The government is to invest £7m in strategic research and development projects and ground-breaking trials aimed at improving co-operation between infrastructure providers, content producers, users and software developers.
The investment follows a competition for funding managed by the government-backed Technology Strategy Board, which sought to encourage new collaborations between people and organisations from areas of the online world that are looking for better ways to cooperate in delivering digital services. The collaborators in each project will address two or more of three major challenges – developing an internet trusted by users, evolving hardware and software infrastructure, and proving new business models for digital content and services.
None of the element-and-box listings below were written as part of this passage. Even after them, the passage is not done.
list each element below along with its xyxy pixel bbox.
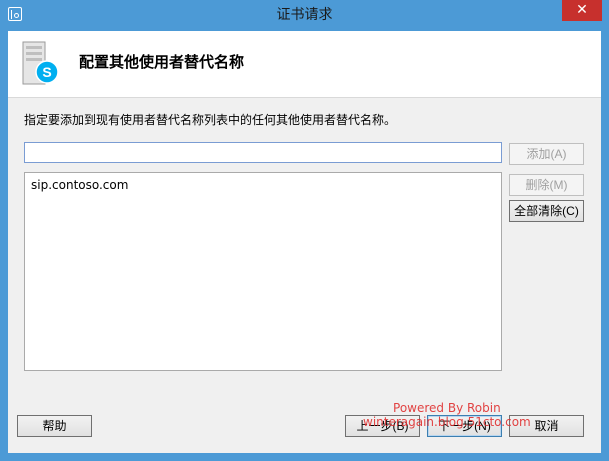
watermark-line2: winteragain.blog.51cto.com [363, 415, 531, 429]
dialog-window: 证书请求 ✕ S 配置其他使用者替代名称 指定要添加到现有使用者替代名称列表中的… [0, 0, 609, 461]
clear-all-button[interactable]: 全部清除(C) [509, 200, 584, 222]
add-button[interactable]: 添加(A) [509, 143, 584, 165]
delete-button[interactable]: 删除(M) [509, 174, 584, 196]
title-bar[interactable]: 证书请求 ✕ [0, 0, 609, 30]
header-divider [8, 97, 601, 98]
watermark: Powered By Robin winteragain.blog.51cto.… [363, 401, 531, 429]
page-title: 配置其他使用者替代名称 [79, 53, 245, 71]
instruction-text: 指定要添加到现有使用者替代名称列表中的任何其他使用者替代名称。 [24, 113, 397, 127]
dialog-content: S 配置其他使用者替代名称 指定要添加到现有使用者替代名称列表中的任何其他使用者… [8, 31, 601, 453]
close-button[interactable]: ✕ [562, 0, 602, 21]
header-panel: S 配置其他使用者替代名称 [8, 31, 601, 97]
help-button[interactable]: 帮助 [17, 415, 92, 437]
skype-server-icon: S [22, 41, 59, 85]
alt-name-list[interactable]: sip.contoso.com [24, 172, 502, 371]
watermark-line1: Powered By Robin [393, 401, 501, 415]
alt-name-input[interactable] [24, 142, 502, 163]
list-item[interactable]: sip.contoso.com [31, 178, 128, 192]
svg-text:S: S [42, 64, 51, 80]
window-title: 证书请求 [276, 7, 333, 23]
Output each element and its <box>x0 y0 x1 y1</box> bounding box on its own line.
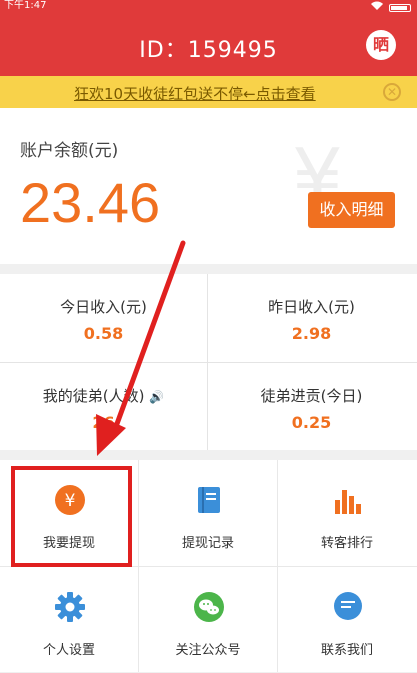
app-header: ID：159495 晒 <box>0 12 417 76</box>
promo-banner[interactable]: 狂欢10天收徒红包送不停←点击查看 ✕ <box>0 76 417 108</box>
status-time: 下午1:47 <box>4 0 47 11</box>
menu-item-label: 个人设置 <box>42 643 95 658</box>
book-icon <box>193 484 225 516</box>
income-detail-button[interactable]: 收入明细 <box>308 192 395 228</box>
wechat-icon <box>193 591 225 623</box>
balance-amount: 23.46 <box>20 171 161 234</box>
promo-banner-text[interactable]: 狂欢10天收徒红包送不停←点击查看 <box>74 83 316 104</box>
stat-label: 今日收入(元) <box>60 298 147 316</box>
highlight-box <box>11 466 132 567</box>
gear-icon <box>54 591 86 623</box>
share-button[interactable]: 晒 <box>366 30 396 60</box>
stat-value: 0.25 <box>291 413 332 432</box>
menu-item-label: 转客排行 <box>320 536 373 551</box>
stat-today-income: 今日收入(元) 0.58 <box>0 274 207 362</box>
page-title: ID：159495 <box>139 38 278 63</box>
stat-label: 昨日收入(元) <box>268 298 355 316</box>
balance-card: 账户余额(元) ¥ 23.46 收入明细 <box>0 108 417 264</box>
stats-panel: 今日收入(元) 0.58 昨日收入(元) 2.98 我的徒弟(人数) 🔊 26 … <box>0 274 417 450</box>
stat-apprentice-tribute: 徒弟进贡(今日) 0.25 <box>208 363 415 451</box>
battery-icon <box>389 3 411 12</box>
stat-label: 我的徒弟(人数) 🔊 <box>0 385 207 406</box>
menu-item-label: 关注公众号 <box>175 643 241 658</box>
speaker-icon: 🔊 <box>149 390 165 404</box>
stat-label: 徒弟进贡(今日) <box>260 387 363 405</box>
message-icon <box>332 591 364 623</box>
stat-value: 0.58 <box>83 324 124 343</box>
menu-item-ranking[interactable]: 转客排行 <box>278 460 416 566</box>
balance-label: 账户余额(元) <box>20 141 119 161</box>
close-icon[interactable]: ✕ <box>383 83 401 101</box>
stat-value: 2.98 <box>291 324 332 343</box>
menu-item-follow-account[interactable]: 关注公众号 <box>139 567 277 673</box>
stat-apprentices[interactable]: 我的徒弟(人数) 🔊 26 <box>0 363 207 451</box>
stat-value: 26 <box>92 413 115 432</box>
menu-item-label: 联系我们 <box>320 643 373 658</box>
stat-label-text: 我的徒弟(人数) <box>42 387 145 405</box>
menu-item-withdraw-history[interactable]: 提现记录 <box>139 460 277 566</box>
menu-item-label: 提现记录 <box>181 536 234 551</box>
bar-chart-icon <box>332 484 364 516</box>
stat-yesterday-income: 昨日收入(元) 2.98 <box>208 274 415 362</box>
menu-item-contact-us[interactable]: 联系我们 <box>278 567 416 673</box>
status-bar: 下午1:47 <box>0 0 417 12</box>
menu-item-settings[interactable]: 个人设置 <box>0 567 138 673</box>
Nick Appleyard, the Technology Strategy Board's head of digital, said: "Co-operation between infrastructure providers, content producers, users and software developers is vital if we are to extract true economic value from the Internet. Such innovative, collaborative thinking will help to create a world-leading platform for UK business in the future and will allow the UK's digital economy to grow and thrive."
The ten projects will be led by 3C Research Ltd, AIMES Grid Services CIC, Avanti Communications, Cybula, Hewlett Packard, the Met Office, Mirriad, Steepest Ascent, Totally Radio and we7. The total value of all the projects, including contributions by the industrial partners involved, is £13.75m.
The Collaboration Across Digital Industries (CADI) funding competition will see a total of £18m invested by the Technology Strategy Board over 12 months. A competition for a second round of funding will open in March 2011. CADI is part of the Technology Strategy Board's digital investment programme, which also involves the creation of the UK Digital Testbed. The testbed – IC tomorrow, which came online in 2010 – allows businesses to test new digital services and run trials with consumers in a dedicated area of the internet.